Anne F. Weiss, MPP, is a senior program officer at the Robert Wood Johnson Foundation and directs the Foundation’s Quality/Equality Health Care team.

Anne Weiss, “Transforming Care Through Transparency”, Health Affairs Blog. October 5, 2012. http://healthaffairs.org/blog/2012/10/05/transforming-care-through-transparency/

Copyright ©2010 Health Affairs by Project HOPE – The People-to-People Health Foundation, Inc.

5 replies »

  1. Yes, having patients “rate” the experience does not give a bounty of true data about the physician. If a patient has a long office wait and then the doctor does not give anti-biotis for the viral infection, the doctor may get a bad rating when indeed, should get a positive rating for practicing good medicine. Can see positive and negative things from this.

  2. I understand the concerns about the patient experience parameters being used in lieu of good clinical metrics, though feel they SHOULD be reported as part of the overall picture. For every patient who gives their physician high marks because they never say no (which is why its important that AHRQ over-utilization metrics and the like are also presented to provide context), there are just as many patients who have things poorly explained, or feel rushed and unheard. I’ve watched it happen, and its happened to me.

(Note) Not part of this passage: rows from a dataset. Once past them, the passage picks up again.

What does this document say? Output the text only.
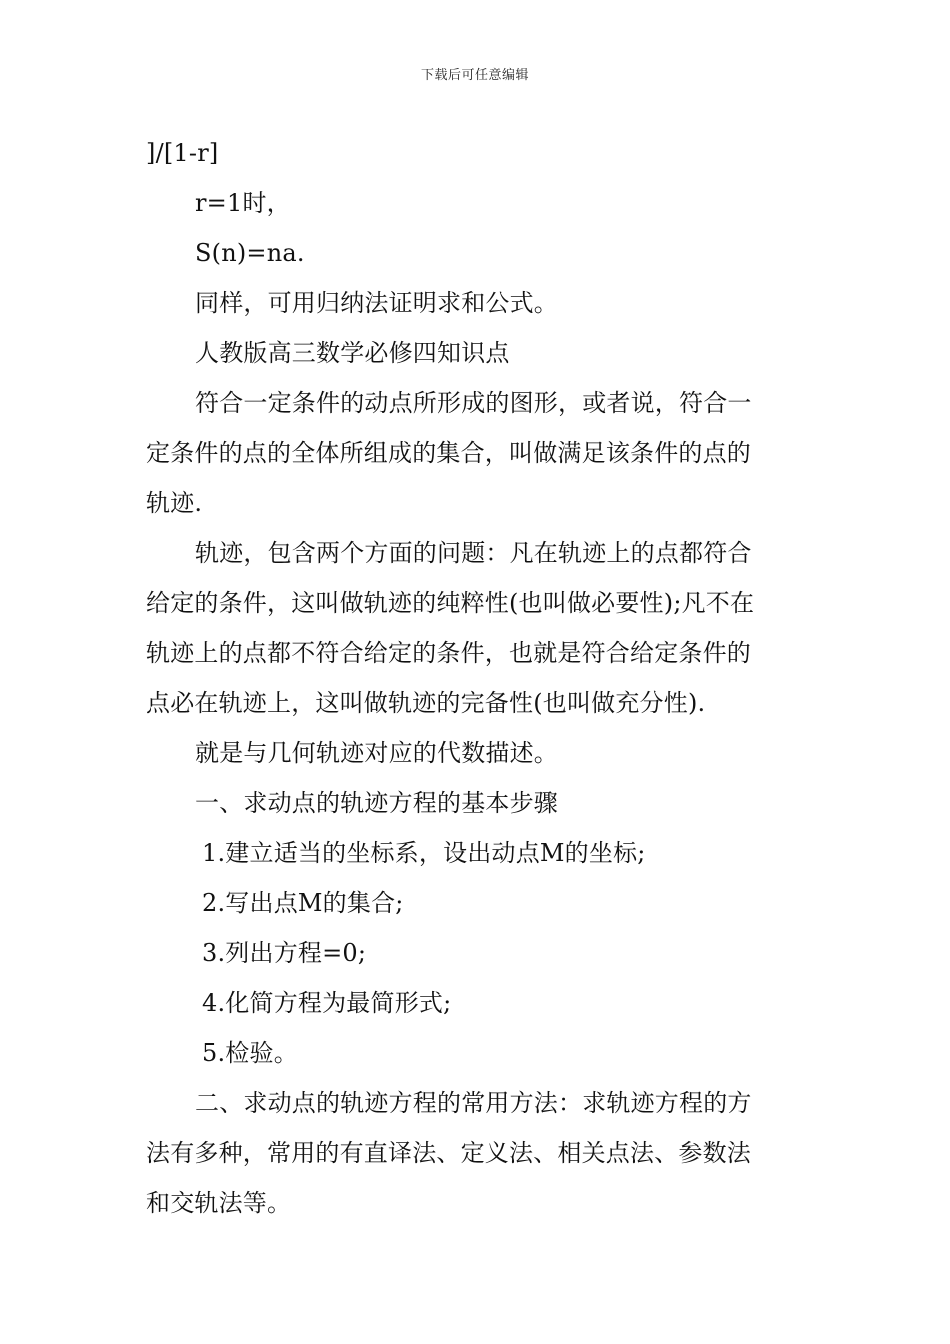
下载后可任意编辑
]/[1-r]
r=1时，
S(n)=na.
同样，可用归纳法证明求和公式。
人教版高三数学必修四知识点
符合一定条件的动点所形成的图形，或者说，符合一
定条件的点的全体所组成的集合，叫做满足该条件的点的
轨迹.
轨迹，包含两个方面的问题：凡在轨迹上的点都符合
给定的条件，这叫做轨迹的纯粹性(也叫做必要性);凡不在
轨迹上的点都不符合给定的条件，也就是符合给定条件的
点必在轨迹上，这叫做轨迹的完备性(也叫做充分性).
就是与几何轨迹对应的代数描述。
一、求动点的轨迹方程的基本步骤
1.建立适当的坐标系，设出动点M的坐标;
2.写出点M的集合;
3.列出方程=0;
4.化简方程为最简形式;
5.检验。
二、求动点的轨迹方程的常用方法：求轨迹方程的方
法有多种，常用的有直译法、定义法、相关点法、参数法
和交轨法等。
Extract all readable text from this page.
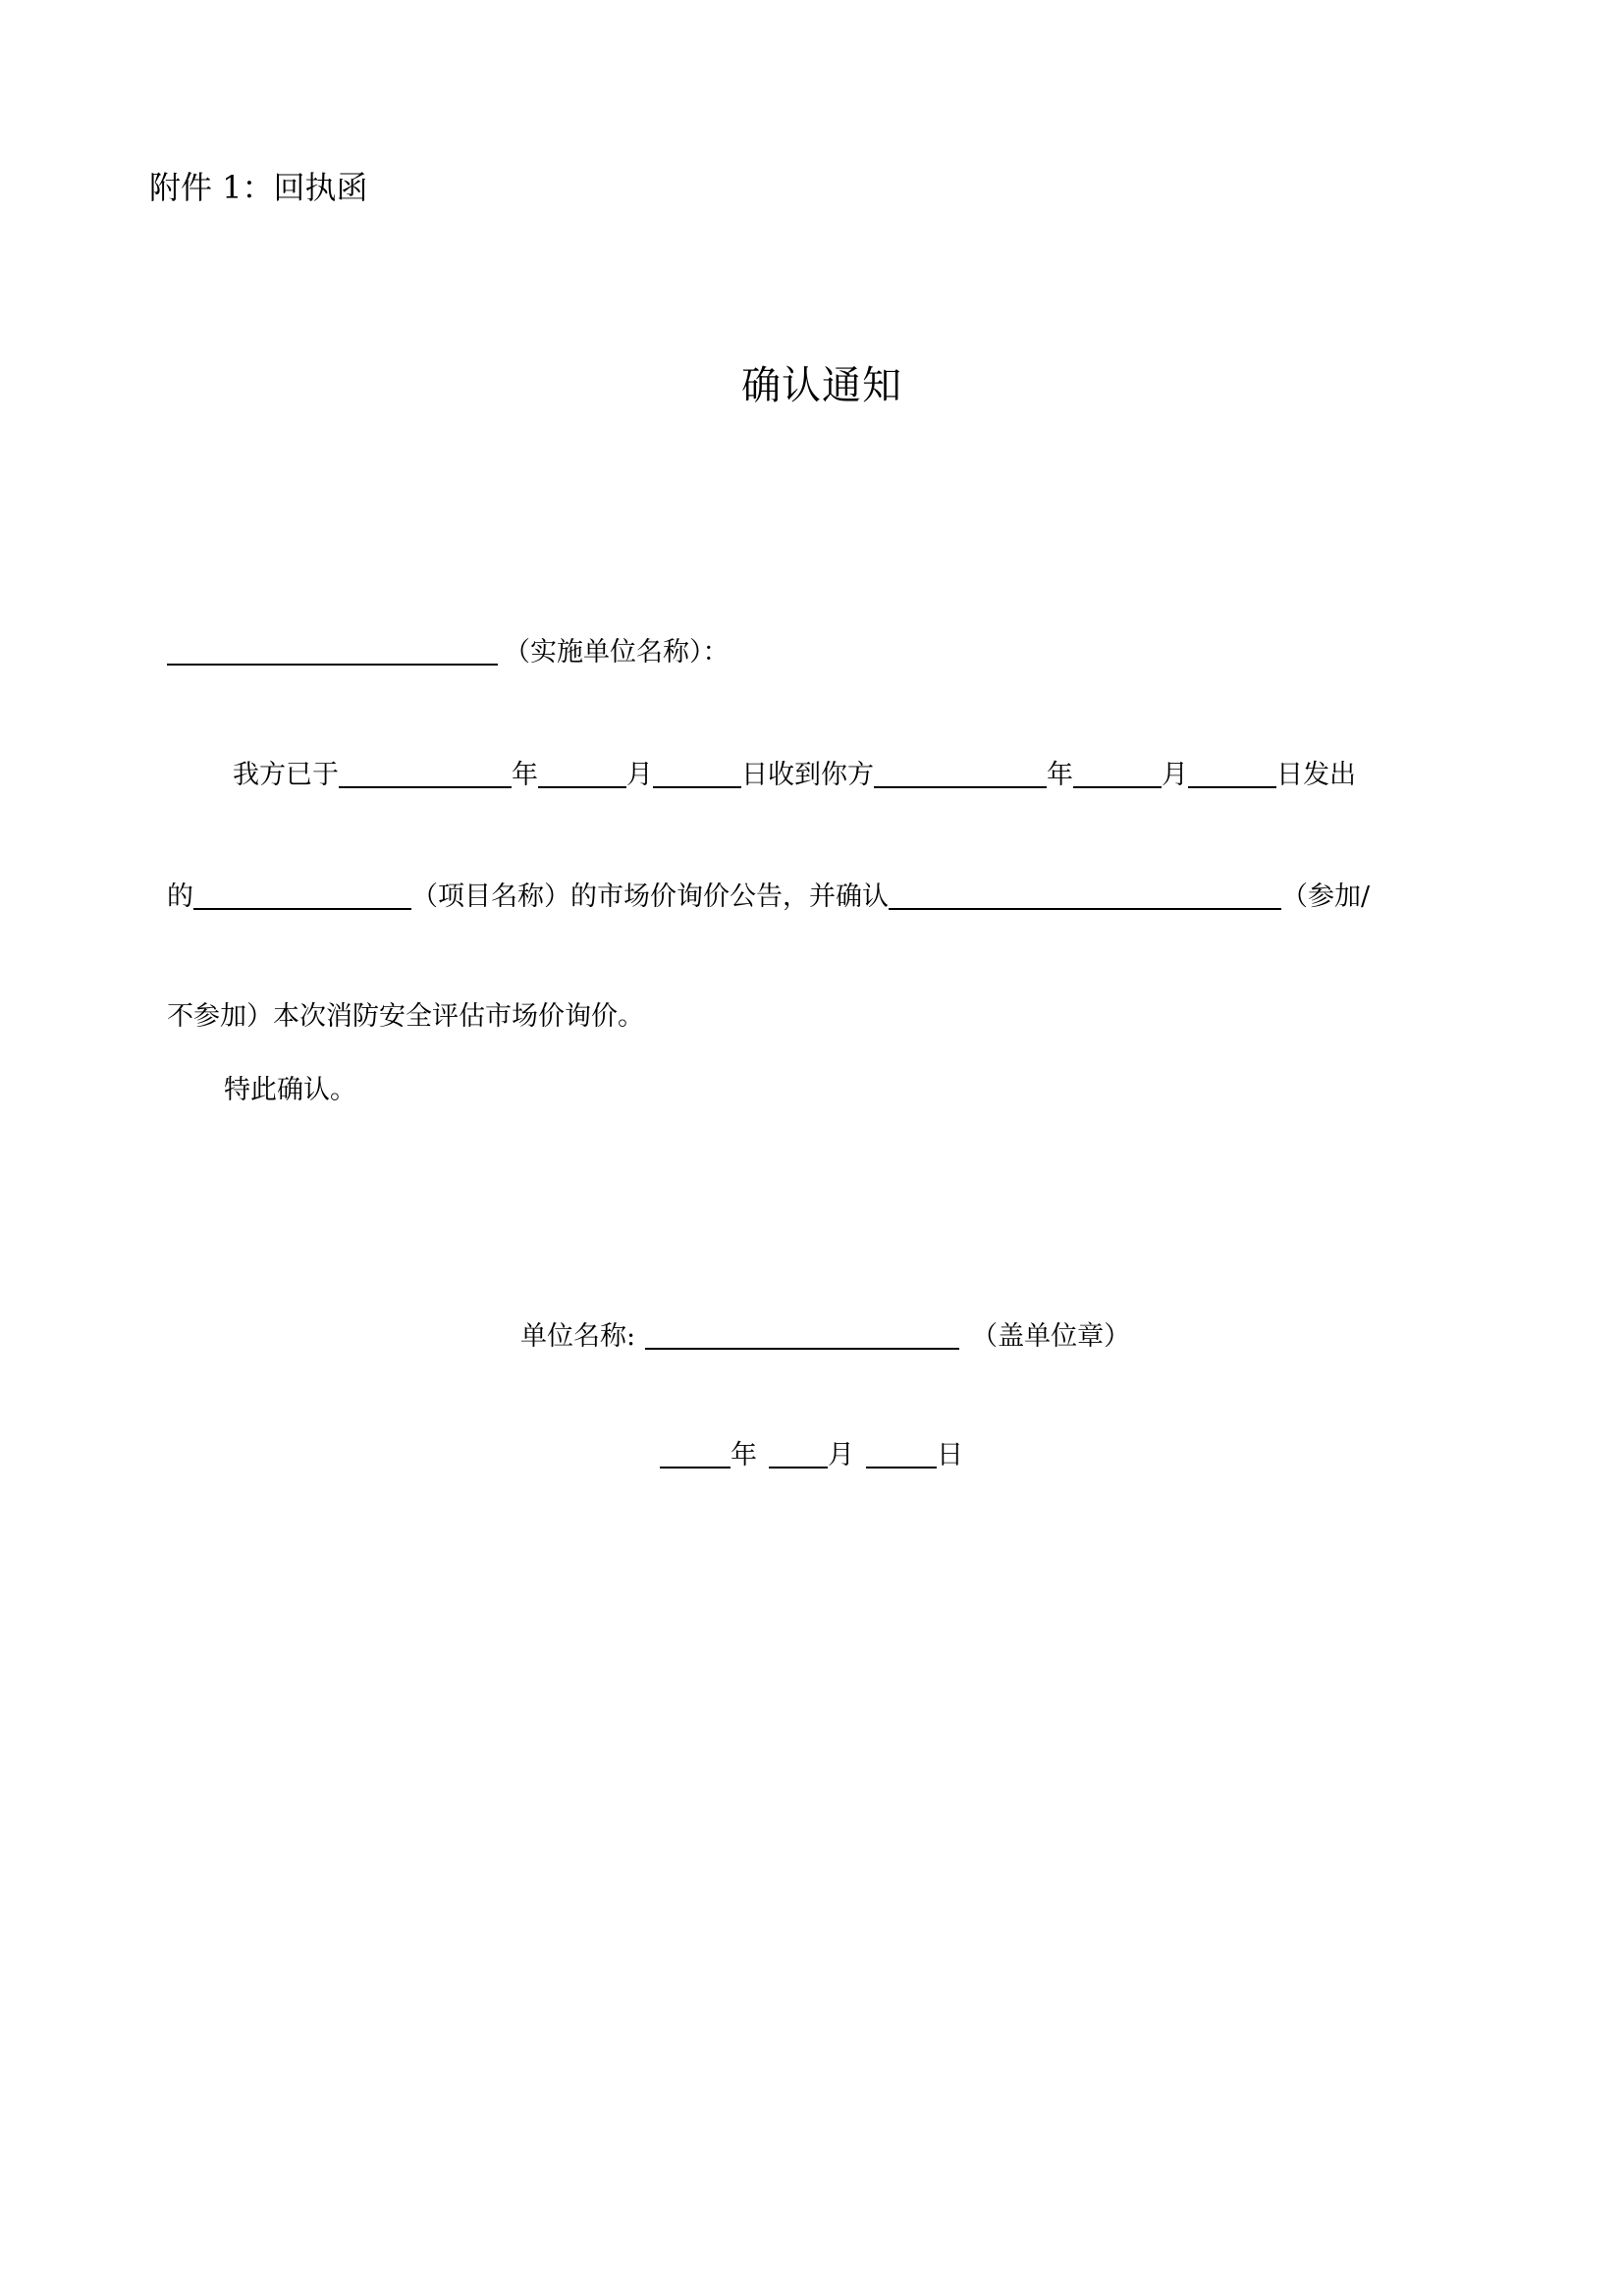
附件 1：回执函
确认通知
（实施单位名称）：
我方已于	年	月	日收到你方	年	月	日发出
的	（项目名称）的市场价询价公告，并确认	（参加/
不参加）本次消防安全评估市场价询价。
特此确认。
单位名称:	（盖单位章）
年	月	日
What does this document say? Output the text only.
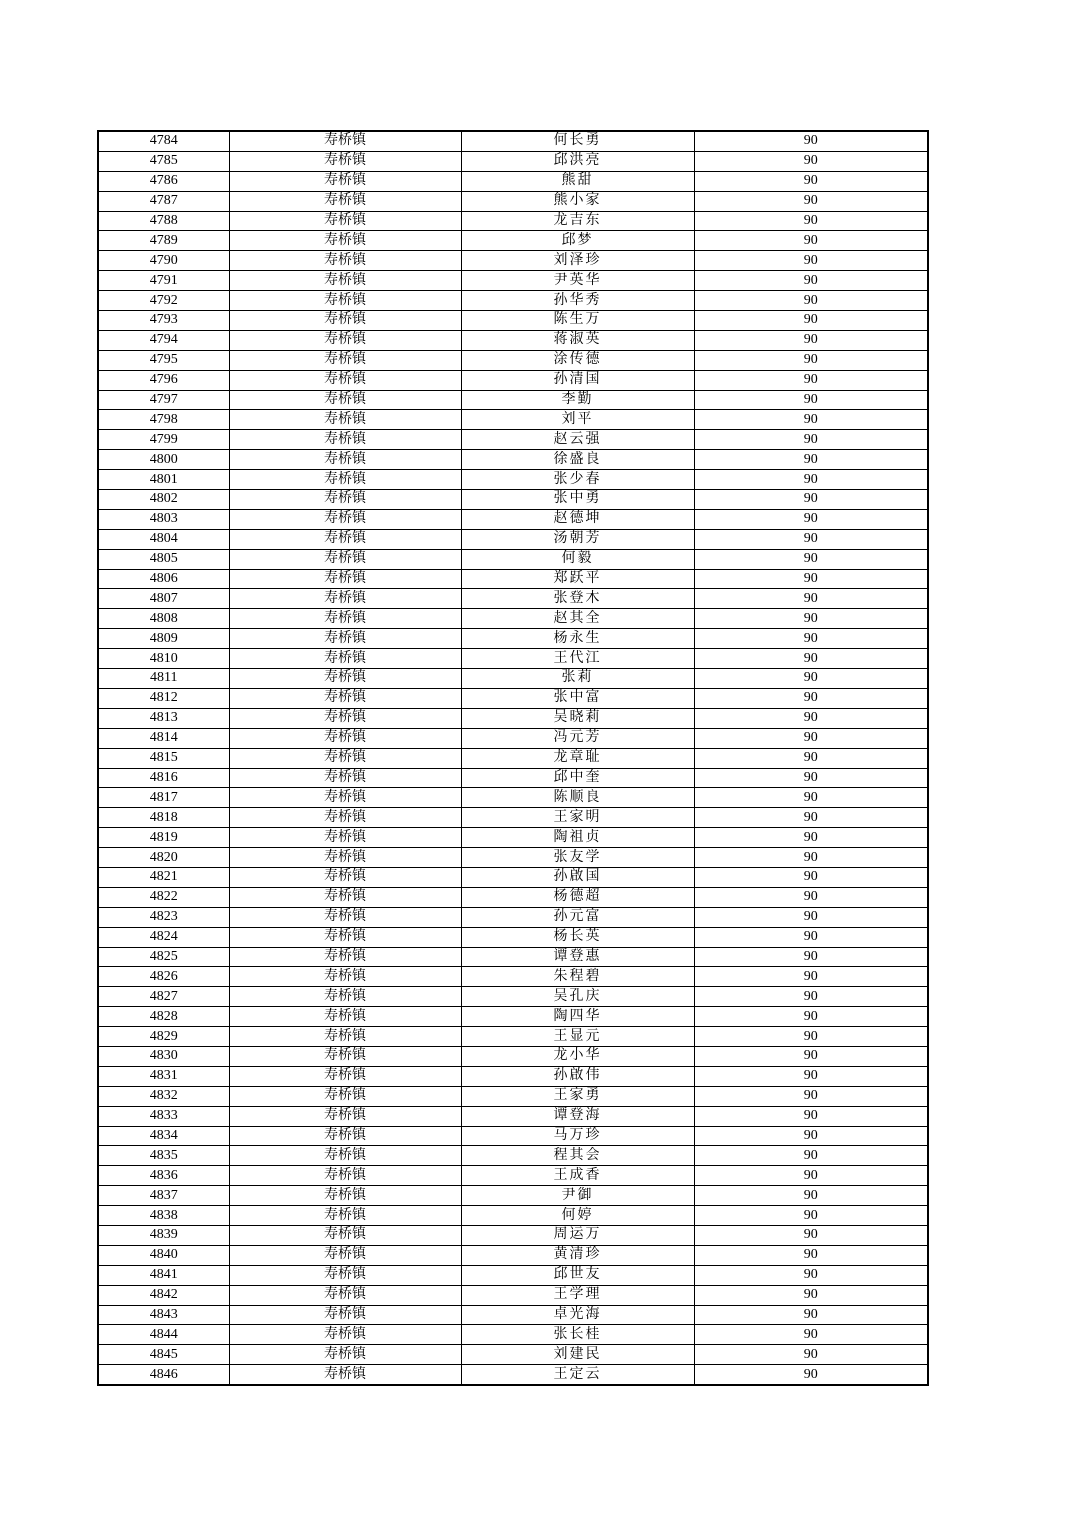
4784	寿桥镇	何长勇	90
4785	寿桥镇	邱洪亮	90
4786	寿桥镇	熊甜	90
4787	寿桥镇	熊小家	90
4788	寿桥镇	龙吉东	90
4789	寿桥镇	邱梦	90
4790	寿桥镇	刘泽珍	90
4791	寿桥镇	尹英华	90
4792	寿桥镇	孙华秀	90
4793	寿桥镇	陈生万	90
4794	寿桥镇	蒋淑英	90
4795	寿桥镇	涂传德	90
4796	寿桥镇	孙清国	90
4797	寿桥镇	李勤	90
4798	寿桥镇	刘平	90
4799	寿桥镇	赵云强	90
4800	寿桥镇	徐盛良	90
4801	寿桥镇	张少春	90
4802	寿桥镇	张中勇	90
4803	寿桥镇	赵德坤	90
4804	寿桥镇	汤朝芳	90
4805	寿桥镇	何毅	90
4806	寿桥镇	郑跃平	90
4807	寿桥镇	张登木	90
4808	寿桥镇	赵其全	90
4809	寿桥镇	杨永生	90
4810	寿桥镇	王代江	90
4811	寿桥镇	张莉	90
4812	寿桥镇	张中富	90
4813	寿桥镇	吴晓莉	90
4814	寿桥镇	冯元芳	90
4815	寿桥镇	龙章耻	90
4816	寿桥镇	邱中奎	90
4817	寿桥镇	陈顺良	90
4818	寿桥镇	王家明	90
4819	寿桥镇	陶祖贞	90
4820	寿桥镇	张友学	90
4821	寿桥镇	孙啟国	90
4822	寿桥镇	杨德超	90
4823	寿桥镇	孙元富	90
4824	寿桥镇	杨长英	90
4825	寿桥镇	谭登惠	90
4826	寿桥镇	朱程碧	90
4827	寿桥镇	吴孔庆	90
4828	寿桥镇	陶四华	90
4829	寿桥镇	王显元	90
4830	寿桥镇	龙小华	90
4831	寿桥镇	孙啟伟	90
4832	寿桥镇	王家勇	90
4833	寿桥镇	谭登海	90
4834	寿桥镇	马万珍	90
4835	寿桥镇	程其会	90
4836	寿桥镇	王成香	90
4837	寿桥镇	尹御	90
4838	寿桥镇	何婷	90
4839	寿桥镇	周运万	90
4840	寿桥镇	黄清珍	90
4841	寿桥镇	邱世友	90
4842	寿桥镇	王学理	90
4843	寿桥镇	卓光海	90
4844	寿桥镇	张长桂	90
4845	寿桥镇	刘建民	90
4846	寿桥镇	王定云	90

    Aside from all that- I’m always a bit confused by the rejection of the clinical quality metrics by many practicing docs. Often I hear the organizations or government blamed for bad metrics, but when you dig in you realize that the metrics were actually created by practicing academic physicians… Are our clinical quality experts just getting it wrong, or do the rest of us just not understand the methodology behind the metrics? Would love your opinion especially MD as HELL given your comments on related posts.

  3. Thanks for sharing excellent information. Your website is very cool. This website has got really useful info on it!

  4. I don’t know. A lot of this appears to be based on patient experience and comfort parameters, and these are for the most part peripheral aspects of medical care …. I think it is important that docs communicate well and for instance, a question like: “the provider answered all the questions I find important in an understandable manner, and he/she also explained what cannot be known or is uncertain at this point” would be one valid quality parameter.

    But health care is, as I always point out, not a fun consumer experience like a restaurant visit. There are (often completely unreasonable and in part detrimental) patient expectations re. antibiotics, painkillers, disability certifications, testing – and not accomodating those expectations/requests produces very often at least immense counseling needs, if not disatisfaction. The more focus on satisfaction, the steeper the health care utilization incline and cost explosion.

  5. There is a reason why double-blinded crossover studies are done. This pile of annecdotes is nothing but social tripe. It does not qualify as “data”.